Светлый фон

Костолом-каскадёр, проявляя своё искусство, то и дело поднимал броневик на дыбы и старался проехать там, где никто другой ни за что на свете не рискнул бы. Но через двадцать-тридцать метров перед машиной возникало новое препятствие.

– Чёрт знает что, – рычал Бесцеля, – скоро на работе придётся ночевать.

С полгода назад генеральный директор стал затемно выезжать в издательство. Но даже рано утром, ещё до солнцевсхода, проспекты и улицы были забиты вонючими автомобильными пробками – выхлопные трубы испражнялись уже не сотнями, а тысячами тысяч, и не за горами тот печальный день, когда водитель за рулём будет сидеть в наморднике-противогазе. Медленно, мешкотно – как в похоронной процессии, хоронящей драгоценное время, – Толстый Том тащился к центру, уже не в первый раз уныло думая, что надо новый офис открывать где-нибудь за Кольцевой дорогой.

– Такой запор, хоть клизму ставь, – бормотал Бесцеля, в чёрное, тонированное окно не без удовольствия наблюдая за дорожными скандалами и потасовками – бесплатное кино и развлекаловка. – Раньше были монтировки, а теперь, гляди-ка. Вооружается народ. Скоро нам не обойтись без уличных боёв.

Шофёр хотел что-то сказать, но благоразумно промолчал, памятуя о недавней угрозе начальника.

Сцены из дорожных драм, разворачивающиеся перед глазами, грозили обернуться трагедией.
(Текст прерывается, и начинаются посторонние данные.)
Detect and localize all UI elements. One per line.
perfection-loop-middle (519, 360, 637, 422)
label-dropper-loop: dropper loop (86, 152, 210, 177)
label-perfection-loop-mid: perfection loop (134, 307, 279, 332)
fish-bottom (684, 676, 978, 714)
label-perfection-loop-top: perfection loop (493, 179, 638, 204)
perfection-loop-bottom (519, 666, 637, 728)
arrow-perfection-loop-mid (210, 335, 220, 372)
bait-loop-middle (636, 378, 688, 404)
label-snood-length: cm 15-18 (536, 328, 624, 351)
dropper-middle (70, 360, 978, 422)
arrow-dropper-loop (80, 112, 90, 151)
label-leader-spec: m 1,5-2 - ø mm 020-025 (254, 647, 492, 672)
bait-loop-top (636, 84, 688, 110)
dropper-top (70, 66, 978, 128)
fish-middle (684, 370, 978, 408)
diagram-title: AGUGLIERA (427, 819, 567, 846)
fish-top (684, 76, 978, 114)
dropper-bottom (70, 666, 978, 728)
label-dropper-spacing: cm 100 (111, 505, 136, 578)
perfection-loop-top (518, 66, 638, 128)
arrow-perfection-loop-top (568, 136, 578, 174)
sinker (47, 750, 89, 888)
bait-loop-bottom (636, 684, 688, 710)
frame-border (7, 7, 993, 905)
Кто-то слабонервный давил на клаксон – поторапливал впереди ползущий автомобиль. А там сидел другой такой же слабонервный или совсем «отвязный и отмороженный» парубок с болезненным чувством собственного достоинства, а главное – с разрешением на ношение оружия. (Или даже без разрешения). И хотя оружие было травматическим, – люди друг друга уже многократно калечили; кто-то лишился глаза, кто-то без зубов остался – резиновую пулю проглотил, а кому-то ухо отстрелили. Дорожная война приобретала страшенный размах, и впору бы одуматься, запретить свободную продажу огнестрельных игрушек. Но их не только не запрещали, а наоборот – старались расширить российский фронт. Уже на самом высоком уровне обсуждалось постановление о разрешении на ношение боевого оружия. И господин Бесцеля, между прочим, являлся одним из идейных отцов и вдохновителей такого постановления.

– Пускай шмаляют! – говорил он, посасывая обслюнявленную сигару. – Чем больше дураки друг друга постреляют, тем меньше будет пробок на дорогах. Правильно я говорю, Ломовик?

Костя Ломов неохотно поддакивал, хотя и был противником вооружения. «Привыкли в своей Америке ходит, с пистолетом на ляжке, – думал шофёр, выкручивая баранку. – Угробили индейцев, паразиты. А теперь вот добираются до нас…» Сам не зная почему, но Костя Ломов был уверен в том, что господин Бесцеля приехал сюда из Америки. «Хотя, – сомневался порой Костолом, – морда у него – как тульский самовар».